高校を卒業した春休み、二人きりのリビング。沈黙を久方ぶりに破ったのは、僕が先だった。
「陸、寝るなら自分の部屋に行った方がいいよ。風邪を引く。」
声を掛けたその言葉に、陸が息だけで笑う気配がする。
次いで彼女はグリグリと、更に頭を押し付けてきた。
「あんただって寝ようとしてたでしょ、空。文句を言われる筋合いはないわ。」
う、と僕は言葉に詰まる。感覚的に互いのことが分かってしまう双子というのは、便利なようで嘘偽り等々が効かなくて困ったものだ。

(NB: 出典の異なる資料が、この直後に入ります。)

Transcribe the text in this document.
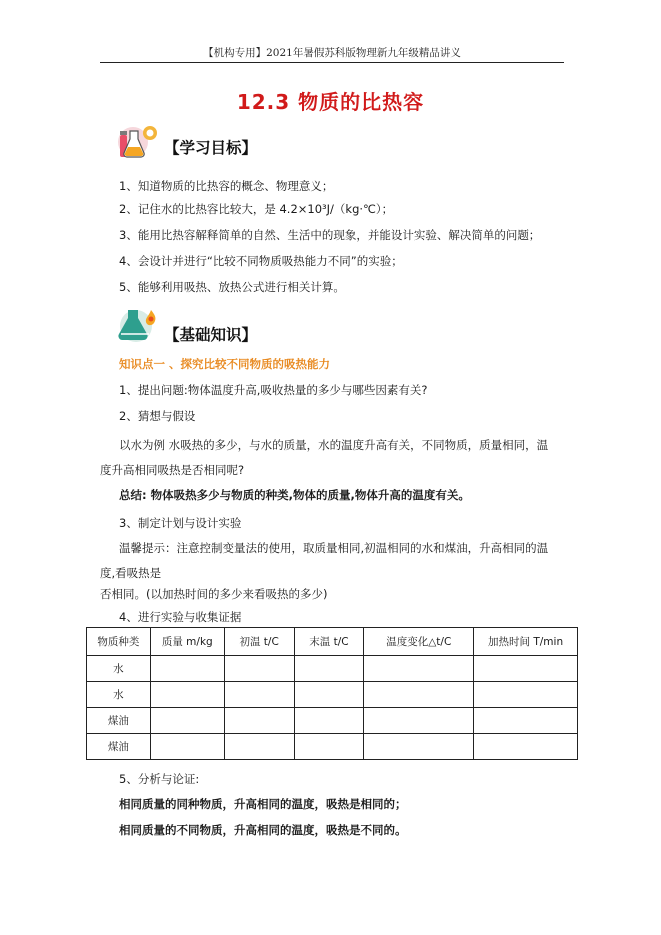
【机构专用】2021年暑假苏科版物理新九年级精品讲义
12.3 物质的比热容
【学习目标】
1、知道物质的比热容的概念、物理意义；
2、记住水的比热容比较大，是 4.2×10³J/（kg·℃）；
3、能用比热容解释简单的自然、生活中的现象，并能设计实验、解决简单的问题；
4、会设计并进行“比较不同物质吸热能力不同”的实验；
5、能够利用吸热、放热公式进行相关计算。
【基础知识】
知识点一 、探究比较不同物质的吸热能力
1、提出问题:物体温度升高,吸收热量的多少与哪些因素有关?
2、猜想与假设
以水为例 水吸热的多少，与水的质量，水的温度升高有关，不同物质，质量相同，温
度升高相同吸热是否相同呢?
总结: 物体吸热多少与物质的种类,物体的质量,物体升高的温度有关。
3、制定计划与设计实验
温馨提示：注意控制变量法的使用，取质量相同,初温相同的水和煤油，升高相同的温
度,看吸热是
否相同。(以加热时间的多少来看吸热的多少)
4、进行实验与收集证据
物质种类	质量 m/kg	初温 t/C	末温 t/C	温度变化△t/C	加热时间 T/min
水					
水					
煤油					
煤油					
5、分析与论证:
相同质量的同种物质，升高相同的温度，吸热是相同的；
相同质量的不同物质，升高相同的温度，吸热是不同的。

誤魔化すように左肩に乗った小さな頭を軽く撫でれば、陸の喉が気持ち良さげに鳴る。
猫か。
「春眠暁を覚えず、ってね。朝でさえ寝心地が良いんだから、午後にだって眠くなるよ。」
「使い方合ってんの?それ。」
「いや知らないけど。例えばの話。」
引用雑すぎないか。
ふっ、と口元が緩んだ。
眠いのか、少女の声は気怠げだ。
テンポの覚束ないメトロノームのように、明瞭さは少ない。
それでも穏やかさは等分。
春は、気分を共有しやすくしてくれるから好きだ。
ゆらり、ゆらりと視界の隅で若草色のカーテンが踊る。ステップを操る風に導かれ、優雅に。
ふと思い出したように、肩の力を抜ける瞬間が訪れた。刹那的な予感じみたそれは、僕の心の奥底で安寧を広げる。
それに今、隣にいるのは何より気分が落ち着く少女だ。何を、怖れることがあろうか。
ああ。びっくりする程、平和だ。
気分は夢心地。深く息を吐く。
安寧に身を任せるがまま、僕はゆるりと目を閉じた。